Two Noble Street campuses, one on the northwest side and one on the west side, and ChicagoQuest, a newly approved near west side charter school, can now set boundaries giving priority to students that live nearby. 

Jesse Sharkey of the Chicago Teachers Union spoke against allowing charter schools to set up boundaries. He said students would be drawn away from specific neighborhood schools.

“We think these proposals may indeed negatively affect neighboring schools and students’ rights to education quality,” Sharkey said, noting that nearby CPS principals had not been informed about the proposed attendance areas.

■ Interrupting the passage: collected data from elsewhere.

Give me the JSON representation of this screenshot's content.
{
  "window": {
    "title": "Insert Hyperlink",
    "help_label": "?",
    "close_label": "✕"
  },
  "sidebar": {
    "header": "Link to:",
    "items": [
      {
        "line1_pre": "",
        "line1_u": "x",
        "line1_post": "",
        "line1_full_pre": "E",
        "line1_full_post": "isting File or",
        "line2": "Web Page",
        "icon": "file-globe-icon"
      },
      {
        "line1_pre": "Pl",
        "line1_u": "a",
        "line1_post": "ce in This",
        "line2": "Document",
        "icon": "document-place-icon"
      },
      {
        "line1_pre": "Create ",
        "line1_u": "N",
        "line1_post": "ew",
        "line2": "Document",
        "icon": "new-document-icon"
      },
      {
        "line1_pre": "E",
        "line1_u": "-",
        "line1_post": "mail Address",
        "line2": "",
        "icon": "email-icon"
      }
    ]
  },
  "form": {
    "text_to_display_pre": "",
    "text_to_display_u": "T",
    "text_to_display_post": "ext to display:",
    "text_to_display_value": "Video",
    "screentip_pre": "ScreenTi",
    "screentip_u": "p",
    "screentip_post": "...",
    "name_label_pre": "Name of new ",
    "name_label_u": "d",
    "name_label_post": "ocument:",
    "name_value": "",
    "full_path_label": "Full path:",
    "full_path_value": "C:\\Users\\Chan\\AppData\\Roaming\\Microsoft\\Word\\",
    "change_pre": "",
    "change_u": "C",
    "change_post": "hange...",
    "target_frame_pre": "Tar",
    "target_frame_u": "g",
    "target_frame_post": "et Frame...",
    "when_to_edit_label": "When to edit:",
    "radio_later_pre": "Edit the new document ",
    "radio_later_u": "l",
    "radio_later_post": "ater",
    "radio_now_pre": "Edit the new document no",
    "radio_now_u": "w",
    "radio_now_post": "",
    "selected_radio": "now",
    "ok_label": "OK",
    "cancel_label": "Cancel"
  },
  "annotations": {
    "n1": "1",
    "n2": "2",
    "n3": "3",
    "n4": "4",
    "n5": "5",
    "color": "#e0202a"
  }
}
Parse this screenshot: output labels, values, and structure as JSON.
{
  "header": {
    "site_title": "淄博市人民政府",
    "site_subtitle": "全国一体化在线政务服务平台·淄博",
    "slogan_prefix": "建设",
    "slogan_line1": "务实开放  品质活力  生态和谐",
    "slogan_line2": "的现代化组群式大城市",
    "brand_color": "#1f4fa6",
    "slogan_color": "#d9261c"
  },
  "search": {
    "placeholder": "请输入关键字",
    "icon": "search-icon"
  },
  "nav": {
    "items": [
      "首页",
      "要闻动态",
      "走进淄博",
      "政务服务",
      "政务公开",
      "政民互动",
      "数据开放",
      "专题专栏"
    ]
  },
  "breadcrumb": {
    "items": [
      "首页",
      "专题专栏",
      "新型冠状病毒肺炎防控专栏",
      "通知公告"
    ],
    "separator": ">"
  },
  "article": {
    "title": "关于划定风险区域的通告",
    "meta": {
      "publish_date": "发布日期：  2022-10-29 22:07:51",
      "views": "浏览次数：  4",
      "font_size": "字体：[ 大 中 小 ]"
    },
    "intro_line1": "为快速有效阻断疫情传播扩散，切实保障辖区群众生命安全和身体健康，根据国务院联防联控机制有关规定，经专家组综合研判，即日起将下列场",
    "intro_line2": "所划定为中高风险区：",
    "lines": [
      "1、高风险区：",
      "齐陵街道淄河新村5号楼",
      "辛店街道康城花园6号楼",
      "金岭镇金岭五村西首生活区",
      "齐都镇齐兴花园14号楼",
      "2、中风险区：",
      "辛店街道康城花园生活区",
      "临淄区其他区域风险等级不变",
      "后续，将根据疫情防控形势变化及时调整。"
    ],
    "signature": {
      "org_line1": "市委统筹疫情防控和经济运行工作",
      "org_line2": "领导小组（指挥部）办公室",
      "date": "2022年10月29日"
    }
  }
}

CPS General Counsel Patrick Rocks responded that students inside a neighborhood boundary won’t be required to attend a charter school. They could just as well choose their neighborhood school.

Allowing charter schools to set attendance zones is a somewhat controversial idea. Charter schools were sold as open enrollment institutions that any student can apply to. But some charter schools want to establish boundaries to ensure that low-income and high-risk students in close proximity to the charter school have primary access to the lottery, says Andrew Broy, president of the Illinois Network of Charter Schools.

Also, as in the case of ChicagoQuest, some aldermen complain when new schools are opened in their community without the guarantee that it will serve neighborhood children.

The board also expanded attendance boundaries for Lorca, Monroe, Pilsen and Orozco elementary schools, citing low enrollment as the main concern.

The Montessori School of Englewood, 7033 S. Honore St., was approved Wednesday after months of negotiations with the board.  The school will serve 90 students from kindergarten through second grade starting next fall, and will eventually house 240 students up to the sixth grade level.

Rita Nolan, executive director of the Montessori Network, said that there is a waitlist of over 100 students for the nearby Montessori pilot program at Stagg Elementary in Englewood.  “The waiting lists represent the demand that the Montessori school hopes to meet,” she said.

Rosita Chatonda of the Chicago Teachers Union opposed the school, arguing that the students currently enrolled in the Stagg Montessori classes would suffer when the program leaves the building.  The Montessori School of Englewood, she said, is not within walking distance for those students.

“The school community [at Stagg] trusted these people, and for three years they housed themselves in the building and invested in the community,” Chatonda said.  “And now they’re ready to pull out.  They’re ready to go to a bigger and, quote, ‘better’ location.”

The Montessori School of Englewood is the latest in a wave of charter expansions in CPS, including last month’s approval of two new schools, four campuses for existing charters, and enrollment increases for others.